Congress vice-president Rahul Gandhi on Saturday dodged all questions about withdrawal of the Armed Forces Special Powers Act (AFSPA) as well as prospects of his party’s pre-poll alliance with the incumbent coalition partner National Conference in the coming Lok Sabha and Assembly elections in Jammu and Kashmir.

“This is a discussion between the Chief Minister and our Prime Minister. It’s not appropriate for me to make statements on this,” Mr. Gandhi said when a journalist wanted to know why the Centre was not listening to Chief Minister Omar Abdullah’s demand of revoking the AFSPA from the State.

He was addressing an impromptu news conference after launching the Union Rural Development Ministry-funded Umeed programme for the entire State at this central Kashmir district headquarters.

Internal matter

On alliance with the NC, he said: “These are matters are not for me to delve into and discuss. These are matters are decided within their party, within our party. We have a healthy constructive relationship and we are working together. I have got a view and I’ll express that view to my leadership.”
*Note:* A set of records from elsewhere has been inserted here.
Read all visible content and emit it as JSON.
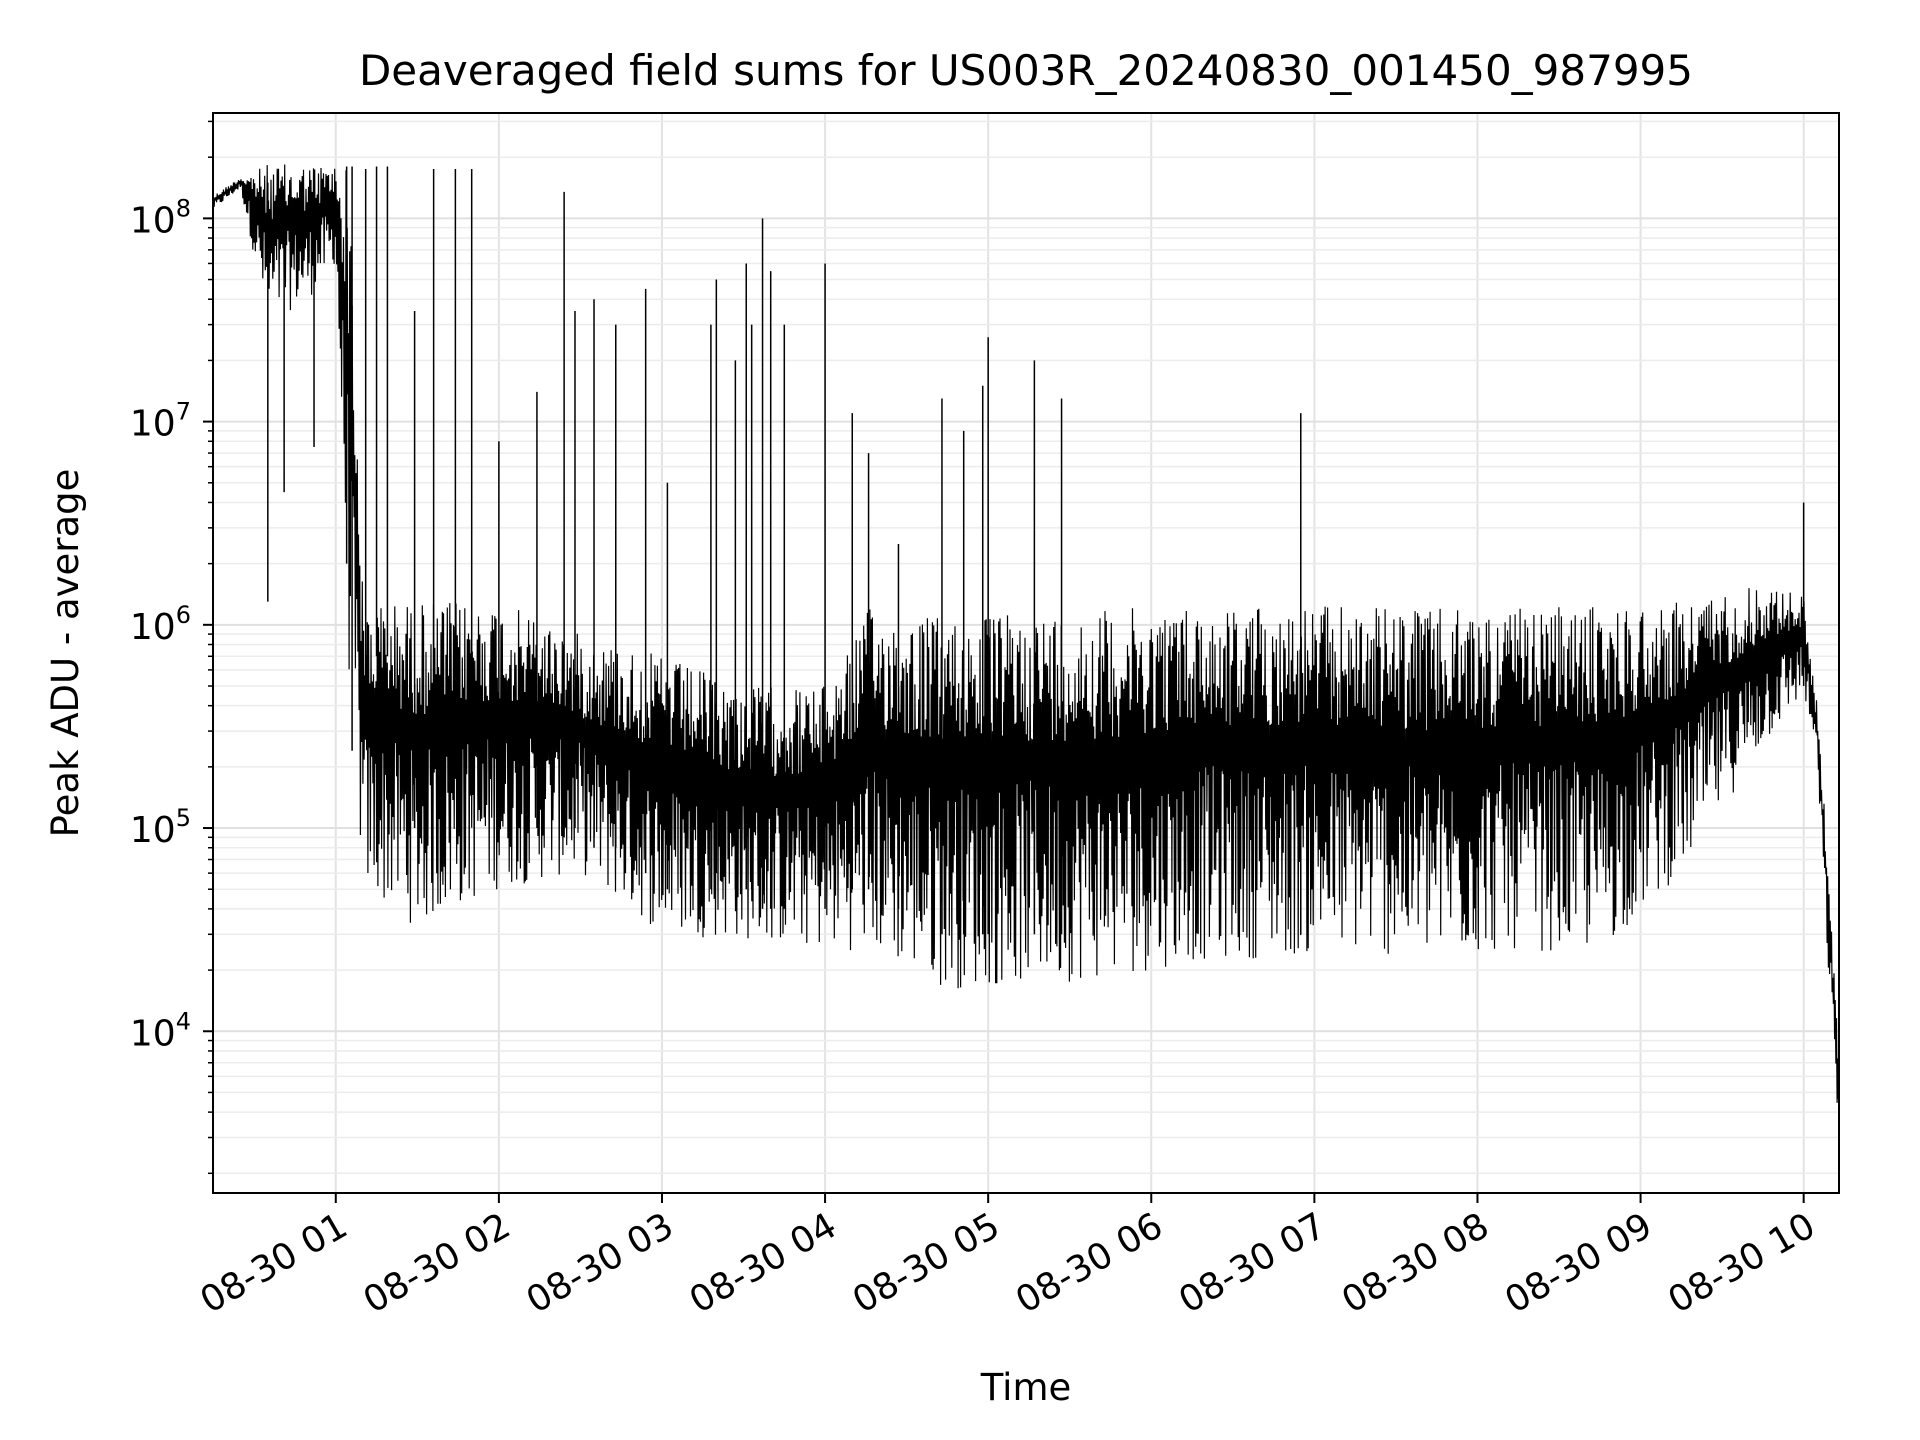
{
  "chart_data": {
    "type": "line",
    "title": "Deaveraged field sums for US003R_20240830_001450_987995",
    "xlabel": "Time",
    "ylabel": "Peak ADU - average",
    "x_scale": "time",
    "y_scale": "log",
    "xlim": [
      "2024-08-30 00:14:50",
      "2024-08-30 10:13:00"
    ],
    "ylim": [
      1600,
      330000000
    ],
    "x_ticks": [
      {
        "value": "2024-08-30 01:00",
        "label": "08-30 01"
      },
      {
        "value": "2024-08-30 02:00",
        "label": "08-30 02"
      },
      {
        "value": "2024-08-30 03:00",
        "label": "08-30 03"
      },
      {
        "value": "2024-08-30 04:00",
        "label": "08-30 04"
      },
      {
        "value": "2024-08-30 05:00",
        "label": "08-30 05"
      },
      {
        "value": "2024-08-30 06:00",
        "label": "08-30 06"
      },
      {
        "value": "2024-08-30 07:00",
        "label": "08-30 07"
      },
      {
        "value": "2024-08-30 08:00",
        "label": "08-30 08"
      },
      {
        "value": "2024-08-30 09:00",
        "label": "08-30 09"
      },
      {
        "value": "2024-08-30 10:00",
        "label": "08-30 10"
      }
    ],
    "y_ticks": [
      {
        "value": 10000,
        "base": "10",
        "exp": "4"
      },
      {
        "value": 100000,
        "base": "10",
        "exp": "5"
      },
      {
        "value": 1000000,
        "base": "10",
        "exp": "6"
      },
      {
        "value": 10000000,
        "base": "10",
        "exp": "7"
      },
      {
        "value": 100000000,
        "base": "10",
        "exp": "8"
      }
    ],
    "grid": true,
    "line_color": "#000000",
    "series": [
      {
        "envelope_points": [
          {
            "t": "2024-08-30 00:15",
            "upper": 130000000,
            "lower": 110000000
          },
          {
            "t": "2024-08-30 00:25",
            "upper": 160000000,
            "lower": 140000000
          },
          {
            "t": "2024-08-30 00:35",
            "upper": 185000000,
            "lower": 30000000
          },
          {
            "t": "2024-08-30 00:50",
            "upper": 185000000,
            "lower": 40000000
          },
          {
            "t": "2024-08-30 01:00",
            "upper": 185000000,
            "lower": 60000000
          },
          {
            "t": "2024-08-30 01:05",
            "upper": 185000000,
            "lower": 500000
          },
          {
            "t": "2024-08-30 01:10",
            "upper": 1300000,
            "lower": 50000
          },
          {
            "t": "2024-08-30 01:30",
            "upper": 1300000,
            "lower": 32000
          },
          {
            "t": "2024-08-30 02:00",
            "upper": 1300000,
            "lower": 50000
          },
          {
            "t": "2024-08-30 02:30",
            "upper": 900000,
            "lower": 60000
          },
          {
            "t": "2024-08-30 03:00",
            "upper": 700000,
            "lower": 30000
          },
          {
            "t": "2024-08-30 03:30",
            "upper": 500000,
            "lower": 28000
          },
          {
            "t": "2024-08-30 04:00",
            "upper": 500000,
            "lower": 25000
          },
          {
            "t": "2024-08-30 04:15",
            "upper": 1200000,
            "lower": 25000
          },
          {
            "t": "2024-08-30 04:45",
            "upper": 1100000,
            "lower": 16000
          },
          {
            "t": "2024-08-30 05:15",
            "upper": 1150000,
            "lower": 17000
          },
          {
            "t": "2024-08-30 05:45",
            "upper": 1200000,
            "lower": 18000
          },
          {
            "t": "2024-08-30 06:15",
            "upper": 1250000,
            "lower": 22000
          },
          {
            "t": "2024-08-30 06:45",
            "upper": 1250000,
            "lower": 23000
          },
          {
            "t": "2024-08-30 07:15",
            "upper": 1250000,
            "lower": 24000
          },
          {
            "t": "2024-08-30 07:45",
            "upper": 1200000,
            "lower": 22000
          },
          {
            "t": "2024-08-30 08:15",
            "upper": 1200000,
            "lower": 25000
          },
          {
            "t": "2024-08-30 08:45",
            "upper": 1250000,
            "lower": 24000
          },
          {
            "t": "2024-08-30 09:15",
            "upper": 1300000,
            "lower": 60000
          },
          {
            "t": "2024-08-30 09:45",
            "upper": 1600000,
            "lower": 250000
          },
          {
            "t": "2024-08-30 10:00",
            "upper": 1400000,
            "lower": 450000
          },
          {
            "t": "2024-08-30 10:05",
            "upper": 400000,
            "lower": 200000
          },
          {
            "t": "2024-08-30 10:09",
            "upper": 70000,
            "lower": 20000
          },
          {
            "t": "2024-08-30 10:13",
            "upper": 7000,
            "lower": 3000
          }
        ],
        "spikes": [
          {
            "t": "2024-08-30 00:35",
            "low": 1300000,
            "high": 150000000
          },
          {
            "t": "2024-08-30 00:41",
            "low": 4500000,
            "high": 100000000
          },
          {
            "t": "2024-08-30 00:52",
            "low": 7500000,
            "high": 90000000
          },
          {
            "t": "2024-08-30 01:04",
            "low": 2000000,
            "high": 180000000
          },
          {
            "t": "2024-08-30 01:06",
            "low": 240000,
            "high": 180000000
          },
          {
            "t": "2024-08-30 01:11",
            "low": 300000,
            "high": 175000000
          },
          {
            "t": "2024-08-30 01:15",
            "low": 700000,
            "high": 180000000
          },
          {
            "t": "2024-08-30 01:19",
            "low": 700000,
            "high": 180000000
          },
          {
            "t": "2024-08-30 01:29",
            "low": 100000,
            "high": 35000000
          },
          {
            "t": "2024-08-30 01:36",
            "low": 300000,
            "high": 175000000
          },
          {
            "t": "2024-08-30 01:44",
            "low": 400000,
            "high": 175000000
          },
          {
            "t": "2024-08-30 01:50",
            "low": 300000,
            "high": 175000000
          },
          {
            "t": "2024-08-30 02:00",
            "low": 300000,
            "high": 8000000
          },
          {
            "t": "2024-08-30 02:14",
            "low": 100000,
            "high": 14000000
          },
          {
            "t": "2024-08-30 02:24",
            "low": 90000,
            "high": 135000000
          },
          {
            "t": "2024-08-30 02:28",
            "low": 100000,
            "high": 35000000
          },
          {
            "t": "2024-08-30 02:35",
            "low": 80000,
            "high": 40000000
          },
          {
            "t": "2024-08-30 02:43",
            "low": 80000,
            "high": 30000000
          },
          {
            "t": "2024-08-30 02:54",
            "low": 60000,
            "high": 45000000
          },
          {
            "t": "2024-08-30 03:02",
            "low": 50000,
            "high": 5000000
          },
          {
            "t": "2024-08-30 03:18",
            "low": 50000,
            "high": 30000000
          },
          {
            "t": "2024-08-30 03:20",
            "low": 60000,
            "high": 50000000
          },
          {
            "t": "2024-08-30 03:27",
            "low": 50000,
            "high": 20000000
          },
          {
            "t": "2024-08-30 03:31",
            "low": 50000,
            "high": 60000000
          },
          {
            "t": "2024-08-30 03:33",
            "low": 50000,
            "high": 30000000
          },
          {
            "t": "2024-08-30 03:37",
            "low": 40000,
            "high": 100000000
          },
          {
            "t": "2024-08-30 03:40",
            "low": 40000,
            "high": 55000000
          },
          {
            "t": "2024-08-30 03:45",
            "low": 40000,
            "high": 30000000
          },
          {
            "t": "2024-08-30 04:00",
            "low": 40000,
            "high": 60000000
          },
          {
            "t": "2024-08-30 04:10",
            "low": 50000,
            "high": 11000000
          },
          {
            "t": "2024-08-30 04:16",
            "low": 50000,
            "high": 7000000
          },
          {
            "t": "2024-08-30 04:27",
            "low": 40000,
            "high": 2500000
          },
          {
            "t": "2024-08-30 04:43",
            "low": 30000,
            "high": 13000000
          },
          {
            "t": "2024-08-30 04:51",
            "low": 30000,
            "high": 9000000
          },
          {
            "t": "2024-08-30 04:58",
            "low": 30000,
            "high": 15000000
          },
          {
            "t": "2024-08-30 05:00",
            "low": 30000,
            "high": 26000000
          },
          {
            "t": "2024-08-30 05:17",
            "low": 30000,
            "high": 20000000
          },
          {
            "t": "2024-08-30 05:27",
            "low": 30000,
            "high": 13000000
          },
          {
            "t": "2024-08-30 06:55",
            "low": 30000,
            "high": 11000000
          },
          {
            "t": "2024-08-30 10:00",
            "low": 500000,
            "high": 4000000
          }
        ]
      }
    ]
  }
}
“What’s that view? Should the Congress, National Conference coalition continue?” he was asked.

Mr. Gandhi laughed and retorted: “There are certain things that are internal to an organisation and I certainly have a view on all of these matters. I’ll place my views in front of my senior leadership in the Congress, and these matters, unfortunately or fortunately, are not to be decided in front of the Press cameras.”

Stress on development

He evinced more interest in his party’s contribution to the State’s development and progress, besides the employment and empowerment of the youth and the women, rather than politics and the political partnership.

Even when a journalist wanted to know whether or not the separatist Hurriyat Conference was being roped in for a dialogue process for resolution of the Kashmir issue, Mr. Gandhi put the ball in Mr. Abdullah’s court. “That’s for the Chief Minister to see,” he said.

“We’ve done the best”

Asked why the UPA-II had done “nothing” to restore peace and confidence with the involvement of the separatist leadership in Kashmir, he claimed that it had done the “best” to empower people at the grass roots. He referred to the extensive surface connectivity.

The UPA-II had brought about a “massive change” and “transformation of mood” in the Valley, he said adding “I’m quite proud of the work we are doing in J&K. We are working together, the Centre and the State government. Of Course, every now and then there are issues that can come up but we resolve them all.”